É que os estrangeiros e os apátridas que se encontrem ou residam em Portugal gozam em princípio dos direitos do cidadão português (CRP, artigo 15.º, n.º 1) e, embora a Constituição consinta que a lei reserve certos direitos exclusivamente aos cidadãos portugueses (CRP, artigo 15.º, n.º 2, in fine), não pode obviamente fazê-lo de forma arbitrária, desnecessária ou desproporcionada, sob pena de inutilização do próprio princípio da equiparação dos estrangeiros e apátridas aos cidadãos portugueses. Ora não se vê como é que seria de alguma forma defensável a restrição dos direitos dos estrangeiros em matéria de garantias de defesa em processo criminal. Estando em causa a liberdade das pessoas, enquanto tais, seria seguramente ilegítima toda e qualquer discriminação de tratamento com base na cidadania.
Enfim, nenhuma consideração especial merece o facto de o processo de extradição envolver estrangeiros e apátridas.
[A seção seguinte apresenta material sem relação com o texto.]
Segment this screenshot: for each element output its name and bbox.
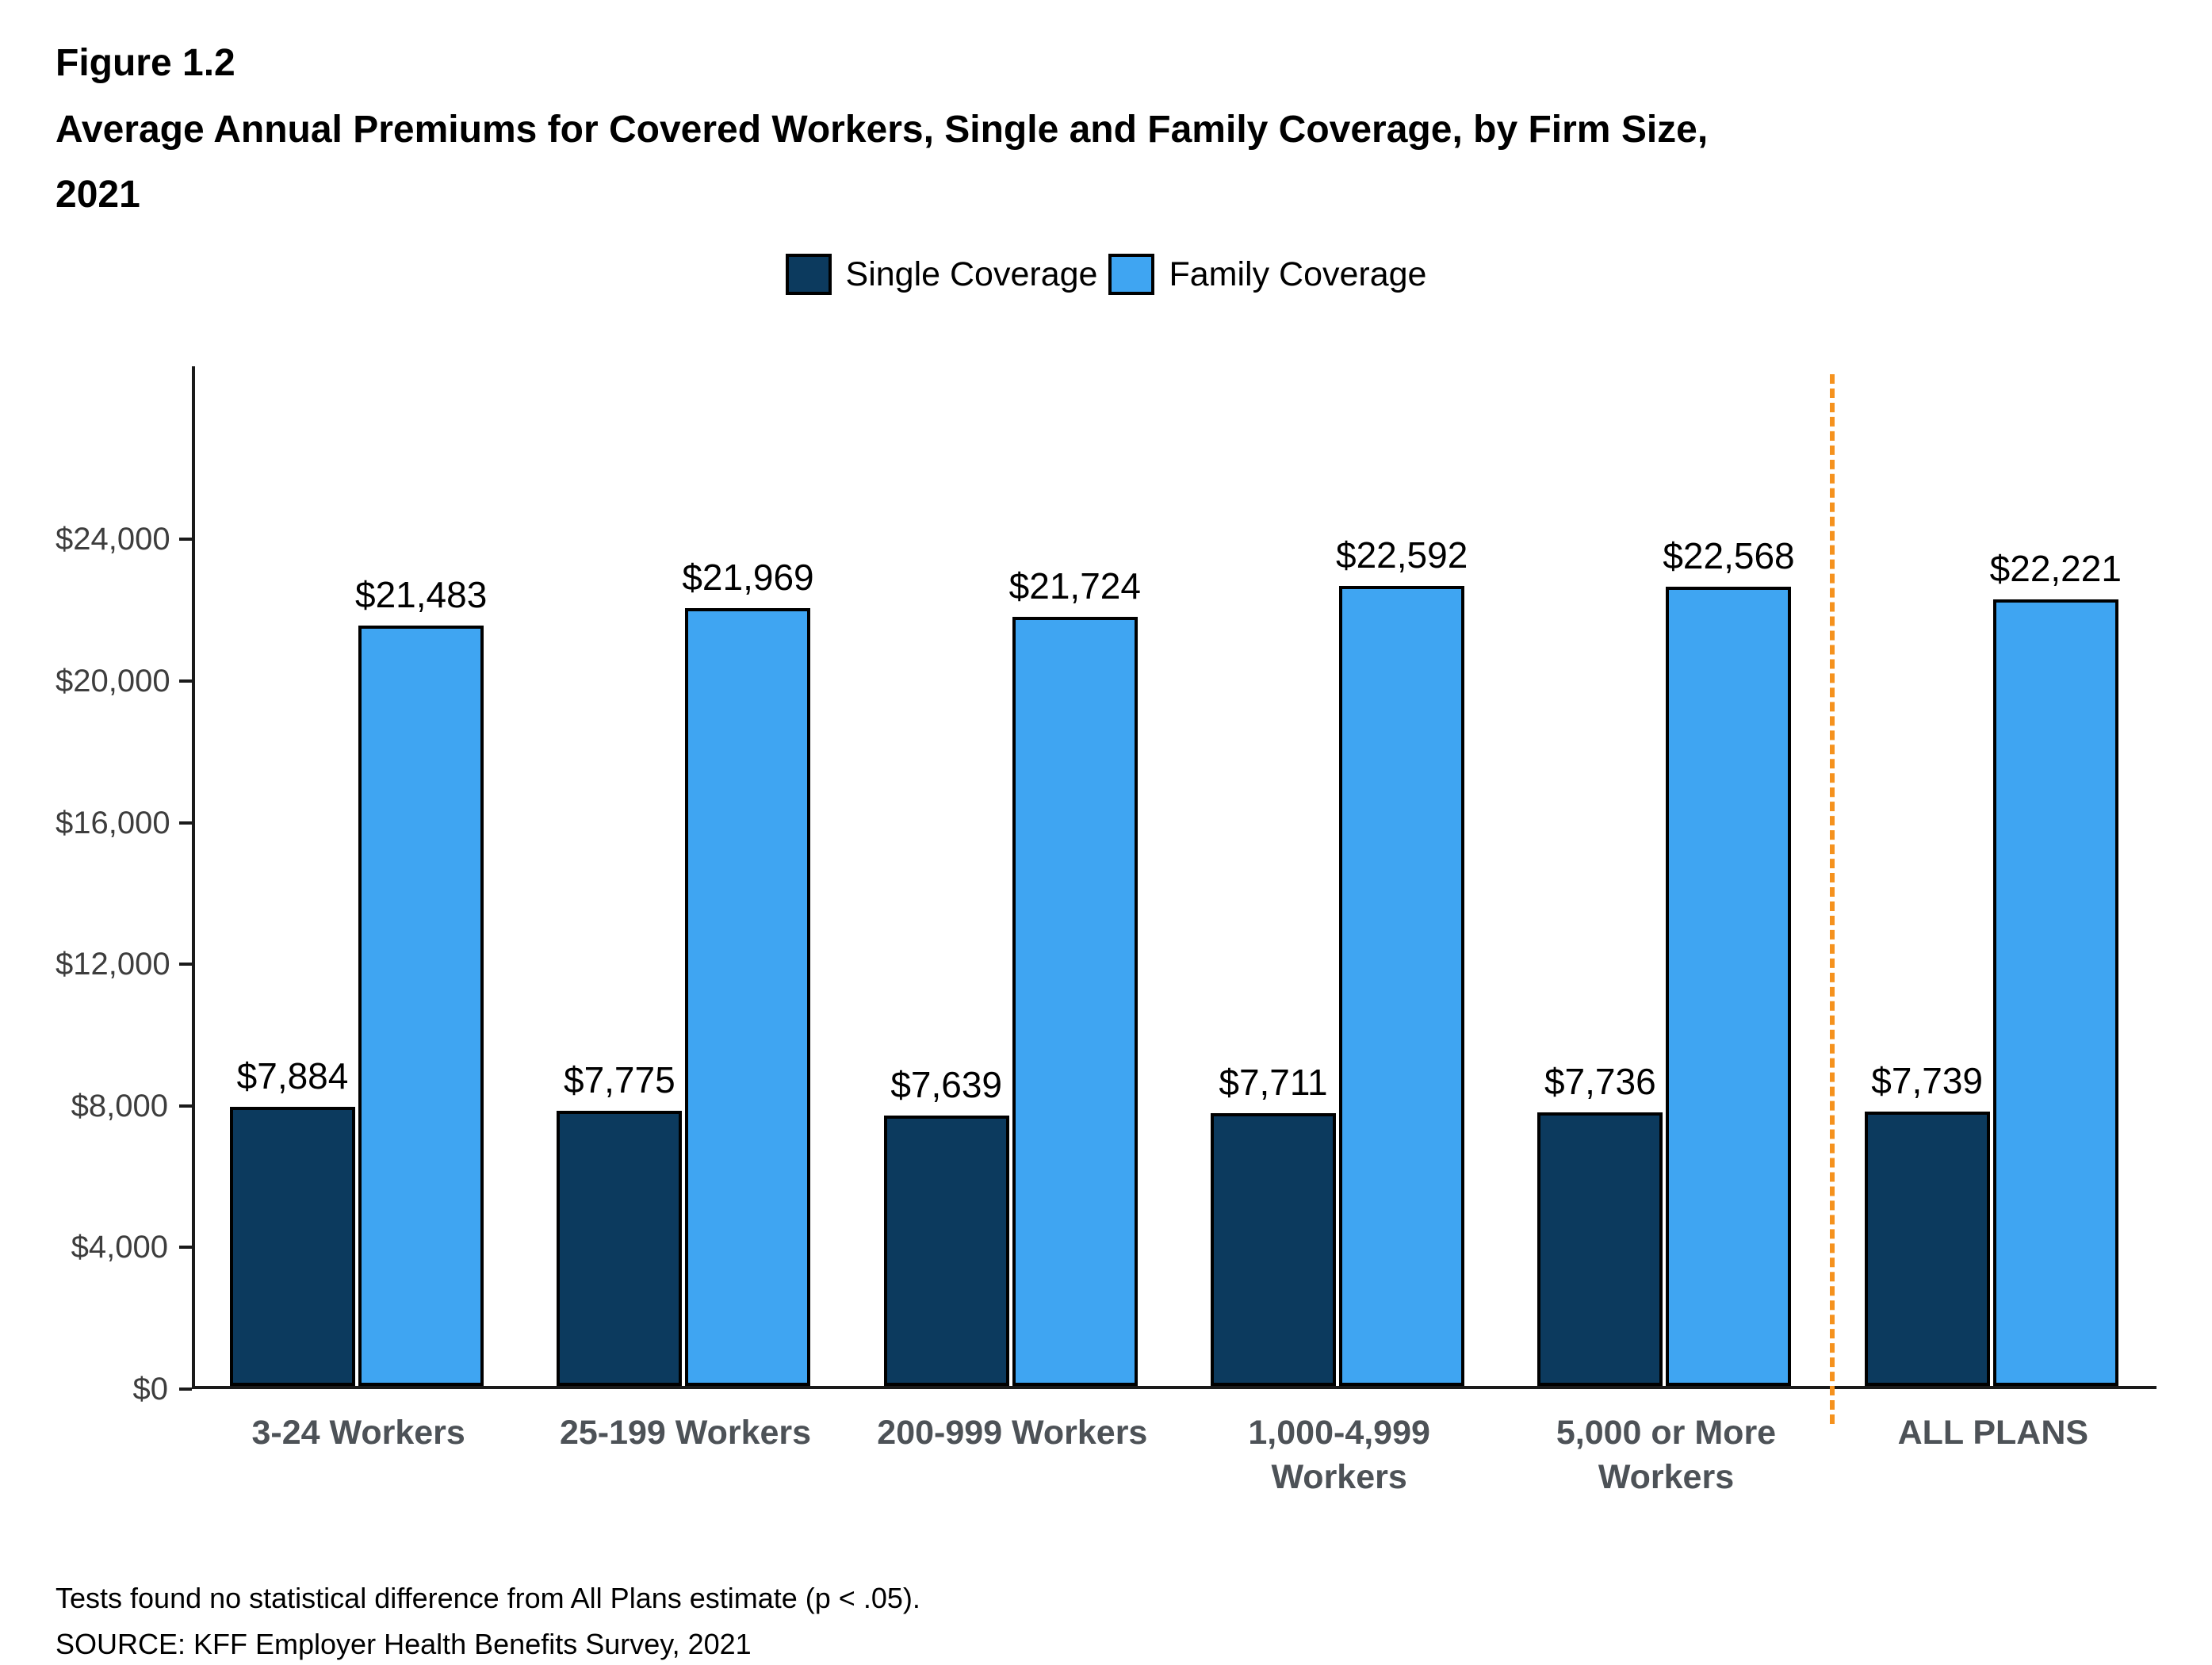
bar-single-coverage (1864, 1112, 1990, 1387)
bar-wrap: $7,639 (883, 1063, 1009, 1387)
y-tick-label: $0 (132, 1372, 169, 1407)
figure-header: Figure 1.2 Average Annual Premiums for C… (0, 0, 2212, 227)
bar-family-coverage (1012, 617, 1138, 1387)
figure-title: Average Annual Premiums for Covered Work… (55, 98, 2141, 227)
bar-family-coverage (1666, 587, 1792, 1387)
bar-single-coverage (883, 1116, 1009, 1387)
bar-single-coverage (557, 1111, 683, 1387)
bar-wrap: $7,711 (1211, 1061, 1336, 1387)
bar-single-coverage (1211, 1113, 1336, 1387)
x-category-label: ALL PLANS (1897, 1414, 2089, 1453)
figure-title-line-1: Average Annual Premiums for Covered Work… (55, 109, 1709, 151)
y-tick-label: $24,000 (55, 522, 170, 557)
bar-value-label: $7,736 (1544, 1061, 1656, 1103)
bar-value-label: $7,739 (1871, 1060, 1983, 1102)
y-tick-label: $20,000 (55, 664, 170, 699)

Os seus direitos nesta área não podem ser menos do que os dos cidadãos portugueses. O regime da norma aqui em apreciação não ofende menos a Constituição quando aplicado à extradição de estrangeiros do que a ofenderia se porventura se aplicasse também a cidadãos portugueses.
Face à lei fundamental, em matéria de extradição os estrangeiros não gozam apenas dos direitos e garantias consignados directamente nos n.os 2, 3 e 4 do artigo 33.º da CRP (entre os quais se conta justamente o de que a extradição só pode ser decidida por autoridade judicial); no processo judicial da extradição gozam também das garantias que decorrem da natureza criminal desse processo, em pé de igualdade com os cidadãos portugueses.
Ora são justamente algumas dessas garantias que são violadas pelo preceito em juízo.
3 - Decisão
Nos termos e com os fundamentos expostos, decide-se declarar a inconstitucionalidade, com força obrigatória geral, da norma constante do n.º 2 do artigo 33.º do Decreto-Lei 437/75, de 16 de Agosto, na parte em que ele estabelece a ordem de intervenção do extraditando e do MP para alegações, por violação do n.º 1 e do n.º 5 do artigo 32.º da CRP.
Lisboa, 10 de Fevereiro de 1987. - Vital Moreira - Raul Mateus - Antero Alves Monteiro Diniz - Messias Bento - Luís Nunes de Almeida - José Joaquim Martins da Fonseca - Mário Afonso - José Manuel Cardoso da Costa - Mário de Brito - José Magalhães Godinho - Armando M. Marques Guedes.